Prior to the test, urinalysis will be done to rule out a urinary tract infection (UTI). If a UTI is present, we will treat the UTI and reschedule the test for another day. Having the UDS with a UTI can be very painful, puts you at risk for worsening the infection and can affect the results.
The initial phase of the testing involves a uroflow exam. This requires you to urinate into a special device that will show us how rapidly your urine flows. The voiding time, voiding rate and pattern of flow helps us determine what may be wrong with your bladder and the way you urinate.
The next phase of urodynamics involves the cystometrogram. A cystometrogram gives us information about bladder sensation, bladder compliance (the ability of the bladder to stretch), bladder capacity, unstable bladder contractions and urinary incontinence.
In order to perform adequate urodynamics it is necessary to insert pressure sensing catheters. We will need to place one catheter into the urinary bladder through the urethra which will not only measure pressures, but also be used for bladder filling. A second pressure sensing catheter will be place in the rectum(or vagina in some women) in order to obtain correct pressure measurements and avoid artifacts from tightening up or pushing with your abdominal muscles.
Additionally we will place small conductive pads around the urethra to determine the electrical activity of the urethra. When you urinate, the urethra is supposed to relax and not squeeze and we need to see if this is happening.
Once everything is setup you are sitting in a special chair tilted slightly back and then we slowly fill your bladder with fluid about an ounce per minute. We ask you when you first feel that we are filling your bladder and then when your bladder is so full that you cannot hold anymore fluid. At that point we will stop filling your bladder. We will then ask you to perform a series of actions and check for leakage.
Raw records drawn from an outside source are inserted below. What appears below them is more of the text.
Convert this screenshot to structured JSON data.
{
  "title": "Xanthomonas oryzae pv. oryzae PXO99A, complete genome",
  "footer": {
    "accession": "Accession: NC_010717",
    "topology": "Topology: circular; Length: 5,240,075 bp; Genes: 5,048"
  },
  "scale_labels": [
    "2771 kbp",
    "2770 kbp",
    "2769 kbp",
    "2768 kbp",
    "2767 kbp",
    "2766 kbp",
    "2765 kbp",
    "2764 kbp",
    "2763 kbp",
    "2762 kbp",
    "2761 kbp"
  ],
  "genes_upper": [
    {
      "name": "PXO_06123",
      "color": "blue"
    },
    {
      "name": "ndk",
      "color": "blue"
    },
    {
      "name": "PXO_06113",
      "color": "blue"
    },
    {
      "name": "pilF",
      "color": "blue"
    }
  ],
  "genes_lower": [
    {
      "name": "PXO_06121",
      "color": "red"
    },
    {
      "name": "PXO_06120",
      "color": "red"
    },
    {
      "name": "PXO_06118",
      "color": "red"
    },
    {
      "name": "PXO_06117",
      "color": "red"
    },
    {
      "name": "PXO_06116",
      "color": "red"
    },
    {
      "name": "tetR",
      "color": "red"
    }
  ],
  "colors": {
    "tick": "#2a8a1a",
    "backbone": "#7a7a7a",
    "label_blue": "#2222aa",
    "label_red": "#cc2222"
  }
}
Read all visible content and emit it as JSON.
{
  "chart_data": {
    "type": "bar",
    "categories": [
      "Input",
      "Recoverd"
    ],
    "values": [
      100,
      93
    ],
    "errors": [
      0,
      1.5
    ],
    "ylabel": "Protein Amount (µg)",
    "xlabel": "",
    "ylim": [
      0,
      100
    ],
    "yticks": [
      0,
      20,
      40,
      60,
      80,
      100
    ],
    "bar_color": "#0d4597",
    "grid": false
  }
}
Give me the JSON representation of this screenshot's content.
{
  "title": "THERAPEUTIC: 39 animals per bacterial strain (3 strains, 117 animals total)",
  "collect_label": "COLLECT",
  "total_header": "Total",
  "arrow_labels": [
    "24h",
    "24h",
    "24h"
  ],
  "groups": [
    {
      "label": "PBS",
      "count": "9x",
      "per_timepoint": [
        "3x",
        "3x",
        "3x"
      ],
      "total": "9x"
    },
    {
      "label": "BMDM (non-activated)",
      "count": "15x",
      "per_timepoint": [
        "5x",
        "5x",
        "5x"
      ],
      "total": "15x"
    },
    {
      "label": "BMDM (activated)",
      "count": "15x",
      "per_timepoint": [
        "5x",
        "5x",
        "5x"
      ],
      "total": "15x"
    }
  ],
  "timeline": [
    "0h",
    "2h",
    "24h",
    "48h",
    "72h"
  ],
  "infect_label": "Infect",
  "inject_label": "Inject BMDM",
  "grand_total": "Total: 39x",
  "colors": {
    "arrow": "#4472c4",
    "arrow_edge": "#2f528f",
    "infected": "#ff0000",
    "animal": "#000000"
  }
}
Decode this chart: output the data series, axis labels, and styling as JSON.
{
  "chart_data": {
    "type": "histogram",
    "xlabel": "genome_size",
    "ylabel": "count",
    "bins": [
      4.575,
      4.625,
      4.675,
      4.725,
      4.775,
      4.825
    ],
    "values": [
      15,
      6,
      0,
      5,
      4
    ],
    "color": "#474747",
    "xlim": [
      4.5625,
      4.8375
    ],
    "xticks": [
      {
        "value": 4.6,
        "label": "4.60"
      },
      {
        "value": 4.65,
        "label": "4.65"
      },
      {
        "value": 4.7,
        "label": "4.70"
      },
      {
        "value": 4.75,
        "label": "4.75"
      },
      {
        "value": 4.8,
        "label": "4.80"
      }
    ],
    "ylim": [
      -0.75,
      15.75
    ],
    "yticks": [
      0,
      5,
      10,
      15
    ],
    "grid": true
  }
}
The final phase of urodynamic testing involves a pressure flow voiding study. During pressure flow urodynamics simultaneous measurements of bladder pressure, urinary flow rate and urinary sphincter activity will provide the provider with information regarding bladder contractility, outlet obstruction and coordination between the bladder and sphincter muscle.
Risks of urodynamics
The primary risks of urodynamic testing involve the placement of the catheter with a minor risks of infection, bleeding, discomfort and an increase in bladder irritability.